Working and protesting,
I see in the movie listings that Oliver Twist will be advance-screening in Austin this week. I'd just like to remind moviegoers that it was directed by a child rapist. People should remember that when movie reviewers inevitably gush about Roman Polanski's greatness and skill and blah blah blah, they're heaping praise on a man who raped a 13-year-old girl and then fled the country to avoid prosecution. He's apparently still allowed to walk the streets solely because he's a famous Hollywood type. I expect this to be overlooked in most discussions of the film.
I have always enjoyed your point of view, Michael [Ventura], even when I thought you were totally off the mark. On this occasion I couldn't agree with you more ["Letters @ 3am," Sept. 16]. The America that we all know is, at a quick pace or a slow, coming to its inevitable end. This is not a claim of pending doom (depending on who you are it could be). It's a wake-up call we all need to answer. We did this to ourselves and so we will be the recipients of the rewards. There is only one result of burying our heads for so long not seeing the pack of wolves with designs on our posteriors. Get ready, everyone. When it happens it's going to hurt. Bad.
I agree with most of your assault on the know-nothing culture of the Bush administration ["Page Two," Sept. 16]. But I was concerned to see the perpetuation of a myth about Social Security and the stock market. Social Security is no longer particularly liberal. First, it now benefits the rich at the expense of the poor. The oldest Americans (who receive benefits) are now the wealthiest; the youngest (who pay) are now the poorest. It is also a regressive tax, costing the poor a much greater percentage of income than the rich. Furthermore it is a tax on the next generation, which has no representation, will not be able to afford the cost, and will not receive full benefits themselves.

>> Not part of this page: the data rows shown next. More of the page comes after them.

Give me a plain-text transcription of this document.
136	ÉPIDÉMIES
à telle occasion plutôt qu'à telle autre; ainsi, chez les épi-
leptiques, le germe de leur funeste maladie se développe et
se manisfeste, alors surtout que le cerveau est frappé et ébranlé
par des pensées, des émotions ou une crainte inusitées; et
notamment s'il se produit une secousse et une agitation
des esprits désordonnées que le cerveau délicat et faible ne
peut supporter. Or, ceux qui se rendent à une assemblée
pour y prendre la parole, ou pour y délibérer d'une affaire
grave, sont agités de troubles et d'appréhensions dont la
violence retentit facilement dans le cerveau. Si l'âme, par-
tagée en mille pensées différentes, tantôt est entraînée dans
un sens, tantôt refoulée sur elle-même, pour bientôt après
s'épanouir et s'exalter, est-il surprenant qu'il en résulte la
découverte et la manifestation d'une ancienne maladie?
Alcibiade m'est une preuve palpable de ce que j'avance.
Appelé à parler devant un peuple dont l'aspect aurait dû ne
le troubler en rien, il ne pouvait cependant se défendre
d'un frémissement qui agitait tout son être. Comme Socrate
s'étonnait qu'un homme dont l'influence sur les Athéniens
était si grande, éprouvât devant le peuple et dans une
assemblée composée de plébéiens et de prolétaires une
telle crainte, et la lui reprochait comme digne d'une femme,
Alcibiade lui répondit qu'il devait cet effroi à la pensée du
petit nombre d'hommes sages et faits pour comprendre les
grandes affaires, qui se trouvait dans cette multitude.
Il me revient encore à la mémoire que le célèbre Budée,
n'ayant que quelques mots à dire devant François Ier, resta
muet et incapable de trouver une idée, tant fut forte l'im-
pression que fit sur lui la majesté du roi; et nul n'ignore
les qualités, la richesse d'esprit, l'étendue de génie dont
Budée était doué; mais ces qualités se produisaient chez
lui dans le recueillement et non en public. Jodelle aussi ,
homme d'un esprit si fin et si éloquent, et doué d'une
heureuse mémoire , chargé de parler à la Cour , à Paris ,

Due to the graying of America, the number of Social Security beneficiaries is outpacing the number of contributing workers. This is causing the return on investment to fall. It will become negative if no reforms are made. Young people would be better off putting their money under the bed than putting it into Social Security! Stocks, bonds, CDs, even savings accounts are all becoming much better and safer investments than Social Security. I oppose Bush's private accounts plan because it costs too much and ultimately does not give citizens control over their own assets. A much better approach is what they use in Australia mandatory savings for retirement, based on a percentage of income. There, citizens keep their own retirement money and have a choice of investments. That way, the poor are not subsidizing the rich (as in Social Security) they are investing themselves! A much better arrangement. By the way, Australia has no long-term pension-system debt problem! See the wonderfully nonpartisan book Running on Empty by Peter G. Peterson for a full account.